Today the debate is colored by the fact that the more conservative party 
controls the presidency and both houses of Congress. Convinced that 
popular sentiment is with them, some conservatives fan the flames of 
resentment of judicial review, calling for judicial "restraint." They do 
so in the name of dogmatic majoritarianism -- the right of majorities to 
have their way. There are, however, impeccably conservative reasons for 
regarding judicial review as a valuable restraint on majorities, and 
hence for having high regard for some judicial activism.

The conservatives' party, the Republican Party, was born in reaction 
against repeal of the Missouri Compromise -- against, that is, the 
right, established by Congress in 1854, of Kansans to own slaves if a 
Kansas majority approved of that.

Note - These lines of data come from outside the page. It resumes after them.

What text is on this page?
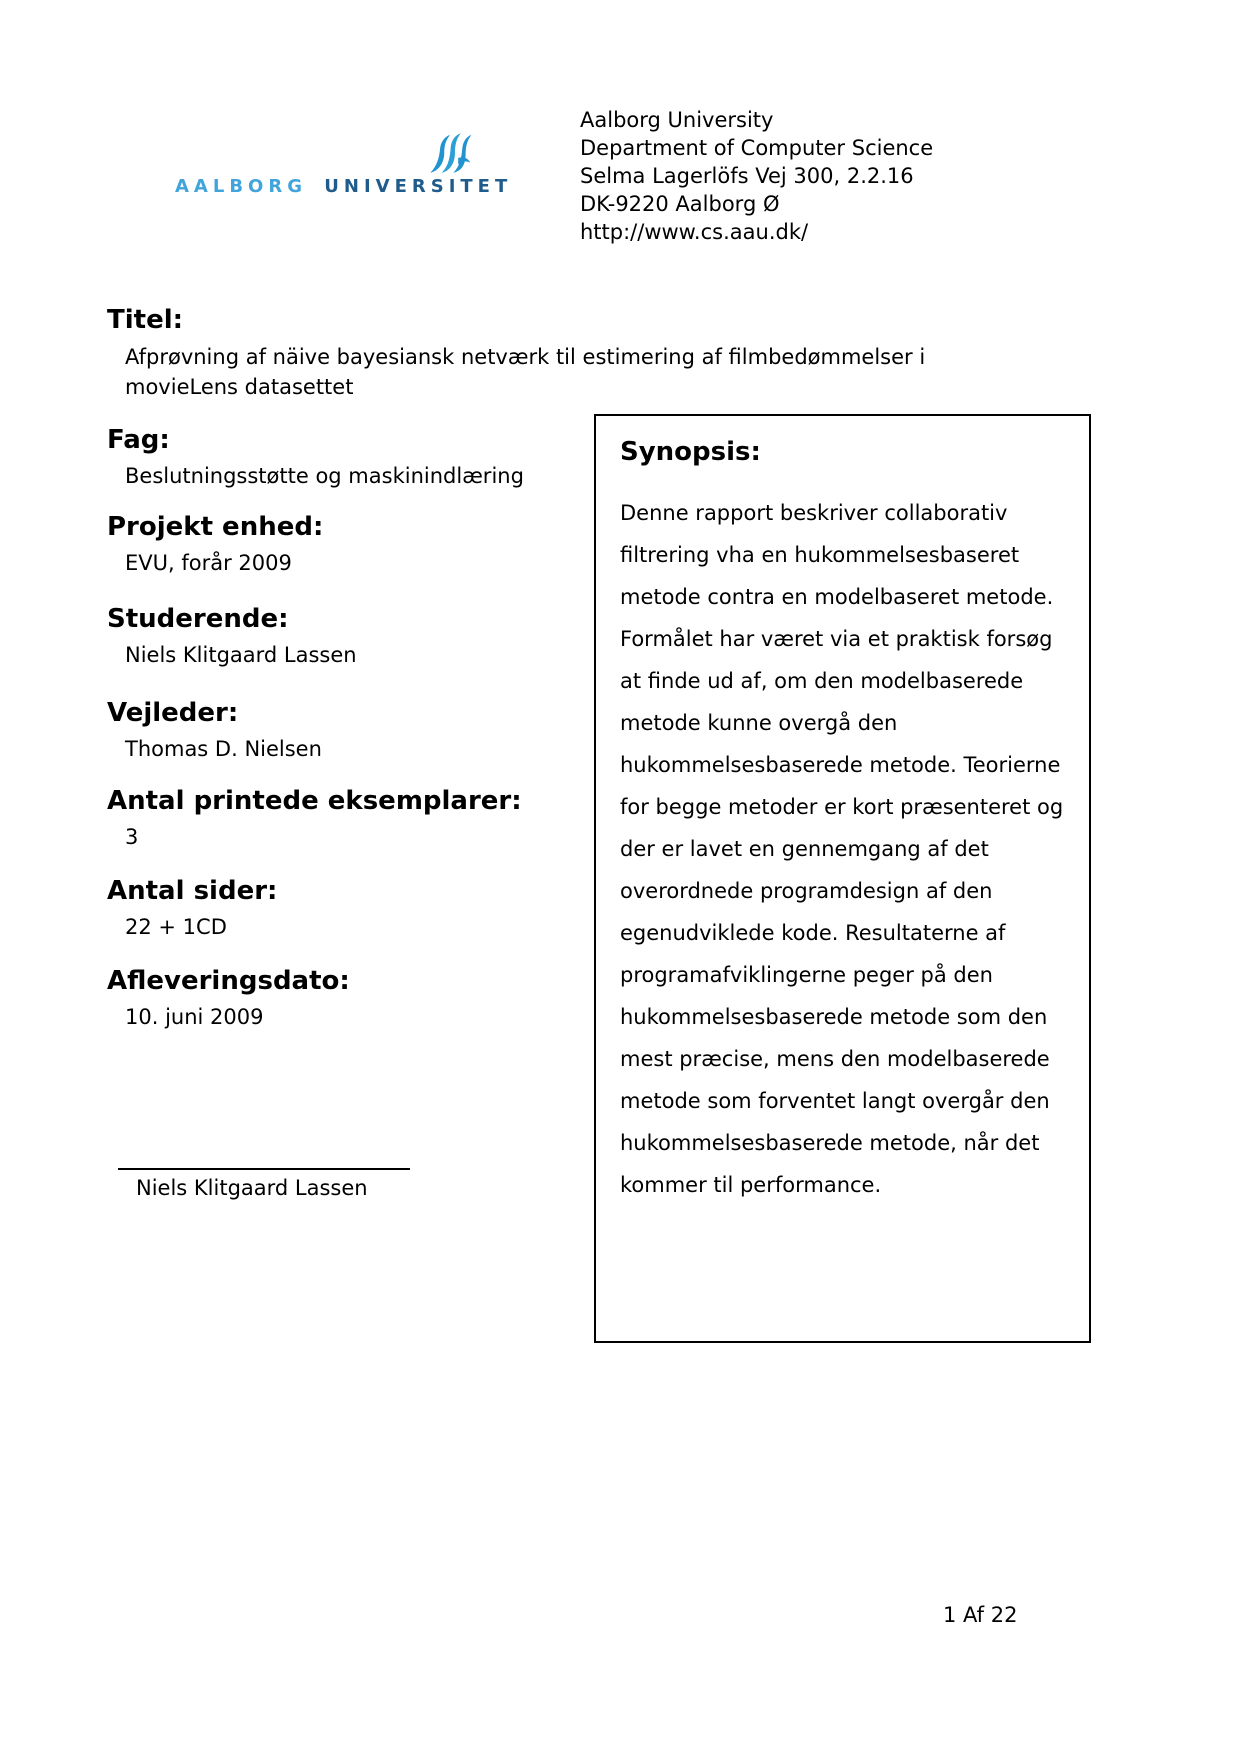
AALBORG UNIVERSITET
Aalborg University
Department of Computer Science
Selma Lagerlöfs Vej 300, 2.2.16
DK-9220 Aalborg Ø
http://www.cs.aau.dk/
Titel:

Afprøvning af näive bayesiansk netværk til estimering af filmbedømmelser i movieLens datasettet

Fag:

Beslutningsstøtte og maskinindlæring

Projekt enhed:

EVU, forår 2009

Studerende:

Niels Klitgaard Lassen

Vejleder:

Thomas D. Nielsen

Antal printede eksemplarer:

3

Antal sider:

22 + 1CD

Afleveringsdato:

10. juni 2009

Niels Klitgaard Lassen
Synopsis:

Denne rapport beskriver collaborativ filtrering vha en hukommelsesbaseret metode contra en modelbaseret metode. Formålet har været via et praktisk forsøg at finde ud af, om den modelbaserede metode kunne overgå den hukommelsesbaserede metode. Teorierne for begge metoder er kort præsenteret og der er lavet en gennemgang af det overordnede programdesign af den egenudviklede kode. Resultaterne af programafviklingerne peger på den hukommelsesbaserede metode som den mest præcise, mens den modelbaserede metode som forventet langt overgår den hukommelsesbaserede metode, når det kommer til performance.

1 Af 22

The first Republican president was 
propelled to greatness by his recoil against allowing popular 
sovereignty to decide whether slavery should expand into particular 
territories.

Lincoln's greatness was inseparable from his belief that there are some 
things that majorities should not be permitted to do -- things that 
violate natural rights, the protection of which is the Constitution's 
principal purpose. As Chief Justice John Marshall said in Mar bury v. 
Madison , the theoretical foundation of judicial review, "The powers of 
the legislature are defined and limited; and that those limits may not 
be mistaken, or forgotten, the Constitution is written."